Okay, so the Delahanty/Brouthers crew used bats even longer (and often heavier) than Foxx’s and Greenberg’s… but all of those turn-of-the-century strikers were choked up, many of them even gripping with spread hands. Foxx, Greenberg, Cooper—they were all down on the knob. The amount of weight extending beyond Sam Thompson’s top hand would have corresponded more closely to what we hold today, whether in wood or metal, than to what Foxx was balancing as he hefted his telephone pole.

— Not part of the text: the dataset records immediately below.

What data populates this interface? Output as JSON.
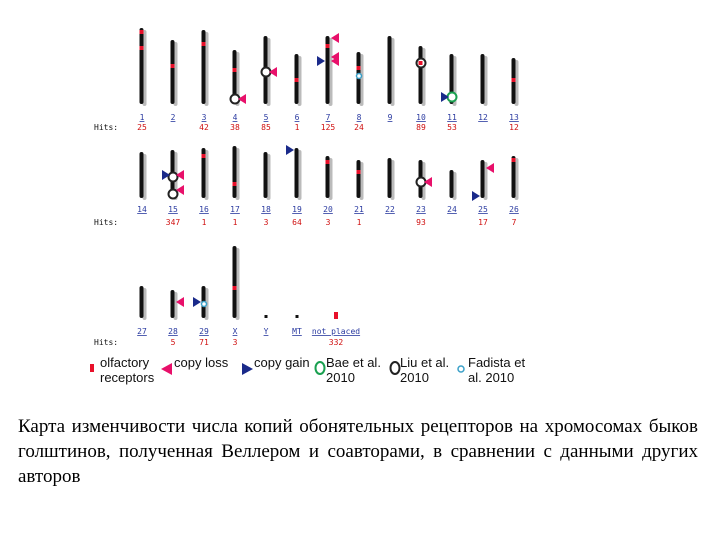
{
  "hits_label": "Hits:",
  "chromosome_rows": [
    {
      "chromosomes": [
        {
          "name": "1",
          "hits": "25"
        },
        {
          "name": "2",
          "hits": ""
        },
        {
          "name": "3",
          "hits": "42"
        },
        {
          "name": "4",
          "hits": "38"
        },
        {
          "name": "5",
          "hits": "85"
        },
        {
          "name": "6",
          "hits": "1"
        },
        {
          "name": "7",
          "hits": "125"
        },
        {
          "name": "8",
          "hits": "24"
        },
        {
          "name": "9",
          "hits": ""
        },
        {
          "name": "10",
          "hits": "89"
        },
        {
          "name": "11",
          "hits": "53"
        },
        {
          "name": "12",
          "hits": ""
        },
        {
          "name": "13",
          "hits": "12"
        }
      ]
    },
    {
      "chromosomes": [
        {
          "name": "14",
          "hits": ""
        },
        {
          "name": "15",
          "hits": "347"
        },
        {
          "name": "16",
          "hits": "1"
        },
        {
          "name": "17",
          "hits": "1"
        },
        {
          "name": "18",
          "hits": "3"
        },
        {
          "name": "19",
          "hits": "64"
        },
        {
          "name": "20",
          "hits": "3"
        },
        {
          "name": "21",
          "hits": "1"
        },
        {
          "name": "22",
          "hits": ""
        },
        {
          "name": "23",
          "hits": "93"
        },
        {
          "name": "24",
          "hits": ""
        },
        {
          "name": "25",
          "hits": "17"
        },
        {
          "name": "26",
          "hits": "7"
        }
      ]
    },
    {
      "chromosomes": [
        {
          "name": "27",
          "hits": ""
        },
        {
          "name": "28",
          "hits": "5"
        },
        {
          "name": "29",
          "hits": "71"
        },
        {
          "name": "X",
          "hits": "3"
        },
        {
          "name": "Y",
          "hits": ""
        },
        {
          "name": "MT",
          "hits": ""
        },
        {
          "name": "not placed",
          "hits": "332"
        }
      ]
    }
  ],
  "legend": {
    "olfactory": "olfactory receptors",
    "copy_loss": "copy loss",
    "copy_gain": "copy gain",
    "bae": "Bae et al. 2010",
    "liu": "Liu et al. 2010",
    "fadista": "Fadista et al. 2010"
  },
  "colors": {
    "chromosome": "#111111",
    "olfactory_marker": "#e8102a",
    "copy_loss": "#e8106a",
    "copy_gain": "#1a2a8a",
    "bae": "#1aa050",
    "liu": "#222222",
    "fadista": "#3aa0c8",
    "label_blue": "#2a3aa0",
    "hits_red": "#d01010"
  },
  "caption": "Карта изменчивости числа копий обонятельных рецепторов на хромосомах быков голштинов, полученная Веллером и соавторами, в сравнении с данными других авторов"
}
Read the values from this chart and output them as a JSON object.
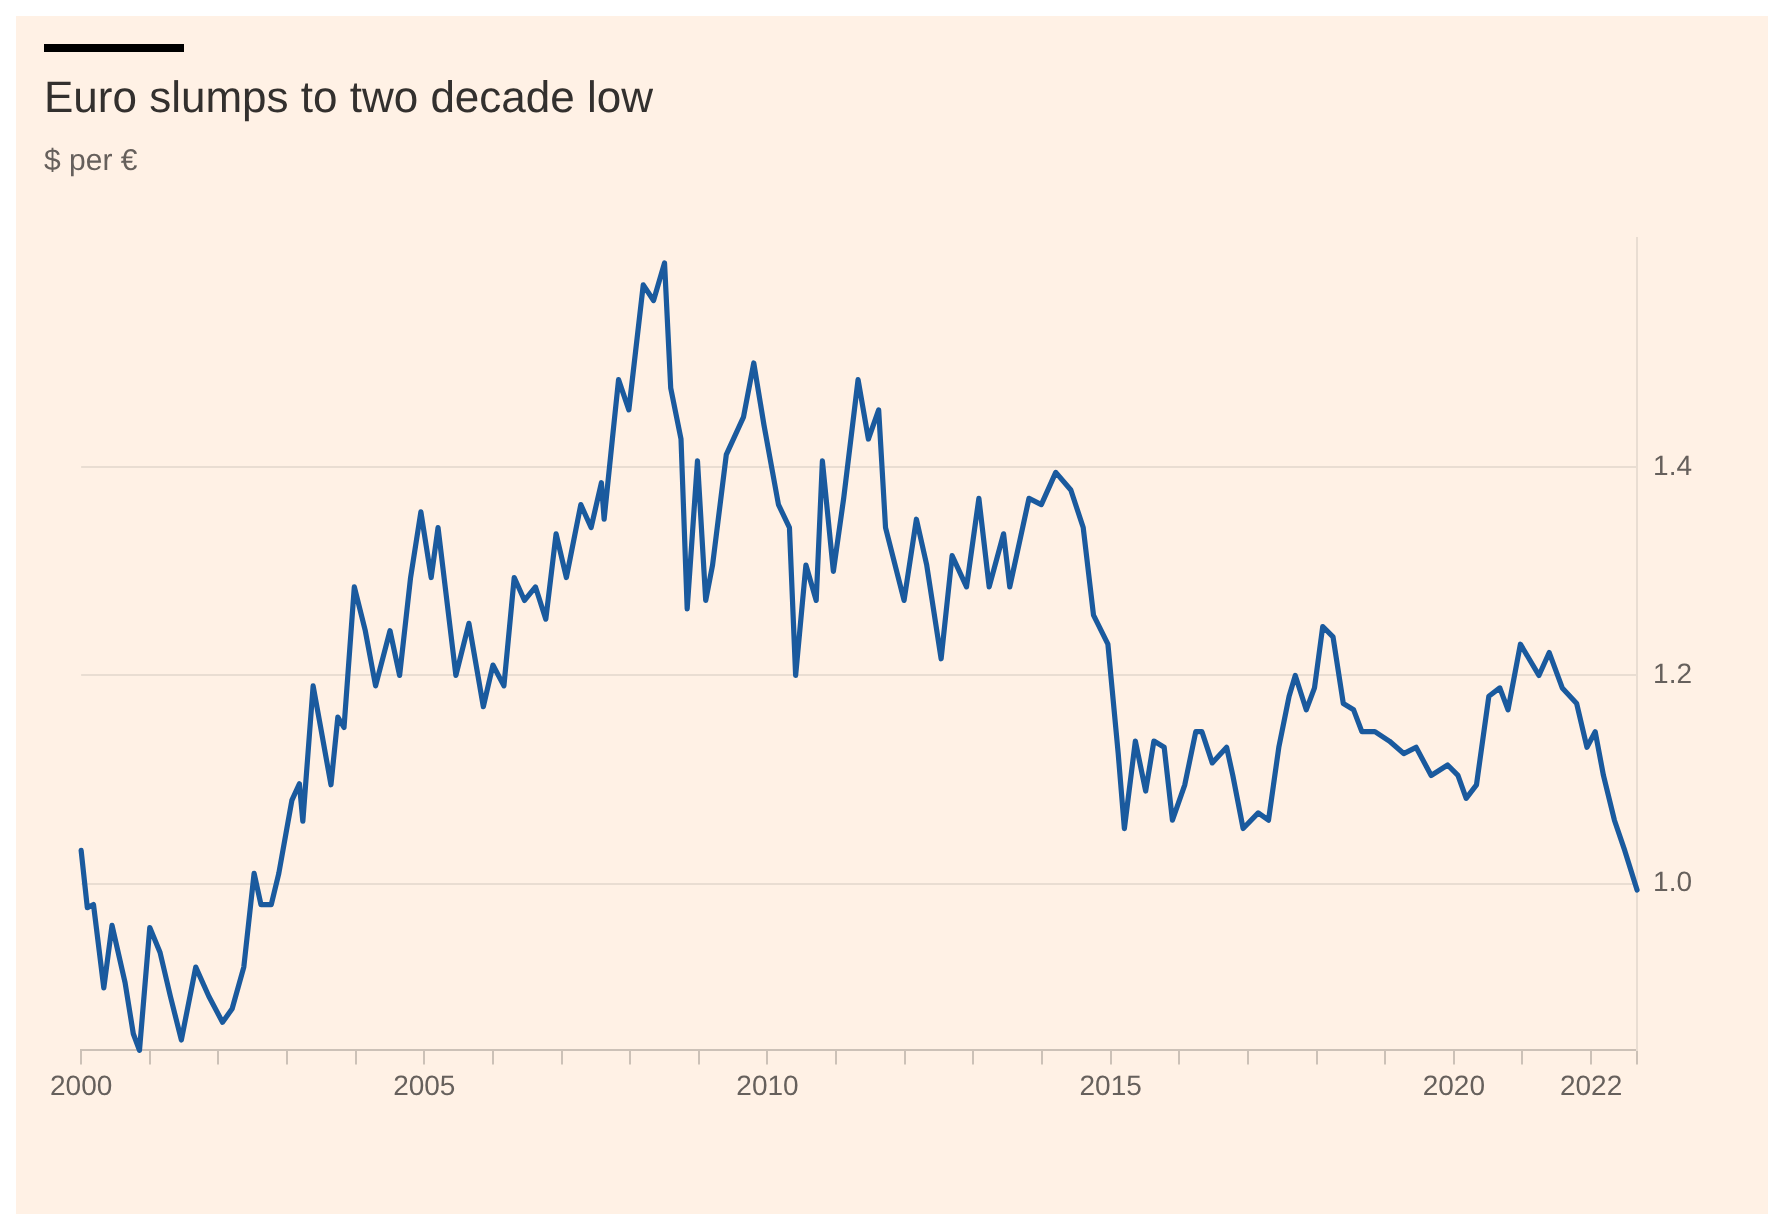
{
  "chart_data": {
    "type": "line",
    "title": "Euro slumps to two decade low",
    "subtitle": "$ per €",
    "x": [
      2000.0,
      2000.09,
      2000.18,
      2000.33,
      2000.45,
      2000.64,
      2000.76,
      2000.85,
      2001.0,
      2001.15,
      2001.3,
      2001.46,
      2001.67,
      2001.86,
      2002.06,
      2002.2,
      2002.37,
      2002.52,
      2002.62,
      2002.77,
      2002.88,
      2003.07,
      2003.18,
      2003.23,
      2003.38,
      2003.49,
      2003.64,
      2003.74,
      2003.83,
      2003.98,
      2004.14,
      2004.29,
      2004.5,
      2004.64,
      2004.8,
      2004.95,
      2005.1,
      2005.2,
      2005.46,
      2005.65,
      2005.86,
      2006.0,
      2006.16,
      2006.31,
      2006.46,
      2006.62,
      2006.77,
      2006.92,
      2007.07,
      2007.28,
      2007.43,
      2007.58,
      2007.62,
      2007.74,
      2007.83,
      2007.98,
      2008.19,
      2008.34,
      2008.5,
      2008.59,
      2008.74,
      2008.83,
      2008.98,
      2009.1,
      2009.2,
      2009.4,
      2009.65,
      2009.8,
      2009.95,
      2010.16,
      2010.32,
      2010.41,
      2010.56,
      2010.71,
      2010.8,
      2010.96,
      2011.11,
      2011.32,
      2011.47,
      2011.62,
      2011.72,
      2011.99,
      2012.17,
      2012.32,
      2012.53,
      2012.69,
      2012.9,
      2013.08,
      2013.23,
      2013.44,
      2013.53,
      2013.81,
      2013.99,
      2014.2,
      2014.42,
      2014.6,
      2014.75,
      2014.96,
      2015.11,
      2015.2,
      2015.36,
      2015.51,
      2015.63,
      2015.78,
      2015.9,
      2016.08,
      2016.24,
      2016.33,
      2016.48,
      2016.69,
      2016.78,
      2016.93,
      2017.15,
      2017.3,
      2017.45,
      2017.6,
      2017.69,
      2017.85,
      2017.97,
      2018.09,
      2018.24,
      2018.39,
      2018.54,
      2018.66,
      2018.85,
      2019.06,
      2019.27,
      2019.45,
      2019.67,
      2019.91,
      2020.06,
      2020.18,
      2020.33,
      2020.51,
      2020.67,
      2020.79,
      2020.97,
      2021.24,
      2021.39,
      2021.58,
      2021.79,
      2021.94,
      2022.06,
      2022.18,
      2022.34,
      2022.49,
      2022.67
    ],
    "series": [
      {
        "color": "#1a5a9e",
        "values": [
          1.032,
          0.977,
          0.98,
          0.9,
          0.96,
          0.905,
          0.856,
          0.84,
          0.958,
          0.934,
          0.892,
          0.85,
          0.92,
          0.892,
          0.867,
          0.88,
          0.92,
          1.01,
          0.98,
          0.98,
          1.01,
          1.08,
          1.096,
          1.06,
          1.19,
          1.15,
          1.095,
          1.16,
          1.15,
          1.285,
          1.243,
          1.19,
          1.243,
          1.2,
          1.294,
          1.357,
          1.294,
          1.342,
          1.2,
          1.25,
          1.17,
          1.21,
          1.19,
          1.294,
          1.272,
          1.285,
          1.254,
          1.336,
          1.294,
          1.364,
          1.342,
          1.385,
          1.35,
          1.427,
          1.484,
          1.455,
          1.575,
          1.56,
          1.596,
          1.476,
          1.427,
          1.264,
          1.406,
          1.272,
          1.306,
          1.412,
          1.448,
          1.5,
          1.44,
          1.364,
          1.342,
          1.2,
          1.306,
          1.272,
          1.406,
          1.3,
          1.37,
          1.484,
          1.427,
          1.455,
          1.342,
          1.272,
          1.35,
          1.306,
          1.216,
          1.315,
          1.285,
          1.37,
          1.285,
          1.336,
          1.285,
          1.37,
          1.364,
          1.395,
          1.378,
          1.342,
          1.258,
          1.23,
          1.125,
          1.053,
          1.137,
          1.089,
          1.137,
          1.131,
          1.061,
          1.095,
          1.146,
          1.146,
          1.116,
          1.131,
          1.104,
          1.053,
          1.068,
          1.061,
          1.131,
          1.18,
          1.2,
          1.167,
          1.188,
          1.247,
          1.237,
          1.173,
          1.167,
          1.146,
          1.146,
          1.137,
          1.125,
          1.131,
          1.104,
          1.114,
          1.104,
          1.082,
          1.095,
          1.18,
          1.188,
          1.167,
          1.23,
          1.2,
          1.222,
          1.188,
          1.173,
          1.131,
          1.146,
          1.104,
          1.061,
          1.032,
          0.994
        ]
      }
    ],
    "xlim": [
      2000,
      2022.67
    ],
    "xticks": [
      2000,
      {
        "value": 2001,
        "label": null
      },
      {
        "value": 2002,
        "label": null
      },
      {
        "value": 2003,
        "label": null
      },
      {
        "value": 2004,
        "label": null
      },
      2005,
      {
        "value": 2006,
        "label": null
      },
      {
        "value": 2007,
        "label": null
      },
      {
        "value": 2008,
        "label": null
      },
      {
        "value": 2009,
        "label": null
      },
      2010,
      {
        "value": 2011,
        "label": null
      },
      {
        "value": 2012,
        "label": null
      },
      {
        "value": 2013,
        "label": null
      },
      {
        "value": 2014,
        "label": null
      },
      2015,
      {
        "value": 2016,
        "label": null
      },
      {
        "value": 2017,
        "label": null
      },
      {
        "value": 2018,
        "label": null
      },
      {
        "value": 2019,
        "label": null
      },
      2020,
      {
        "value": 2021,
        "label": null
      },
      {
        "value": 2022,
        "label": "2022"
      },
      {
        "value": 2022.67,
        "label": null
      }
    ],
    "yticks": [
      {
        "value": 1.0,
        "label": "1.0"
      },
      {
        "value": 1.2,
        "label": "1.2"
      },
      {
        "value": 1.4,
        "label": "1.4"
      }
    ],
    "ylim": [
      0.84,
      1.62
    ],
    "grid": "y",
    "legend": false,
    "marker": "none",
    "line_style": "solid"
  }
}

I submit that this is why the oldtimers in the tobacco cards have that forever-puzzling splay of the front foot out toward the pitcher. That is, I think they were placing the foot in a somewhat compromising position so that it would be forced to lift and close stiffly after they pumped their barrel down and then heaved it aloft. They were stepping down into the pitch along roughly the same vector that their hands would follow; they weren’t simply catching a heavy weight shift as a tree came toppling off their rear shoulder.
We speculated at the outset of Part Two that metal-bat strokes would have more up-and-down in them and less laterality. That’s exactly the essential adjustment I’m suggesting now for the Upright Hitch: shoot the hands up with more vigor when lifting the barrel and let the front foot ride up on the same wave. In fact, I find this swing to be so stunningly simple, so easy to control, and so ready to direct just where you want it that I believe it’s where any youngster should start with “modernized Deadball” at the plate.
Be well, my friends, stay safe… and play by the rules! No one would respect your home-run record if the left field fence were moved in 100 feet every time you came to the plate. You’d get tired of all the mockery, in fact; but worst of all, you’d lose your self-respect.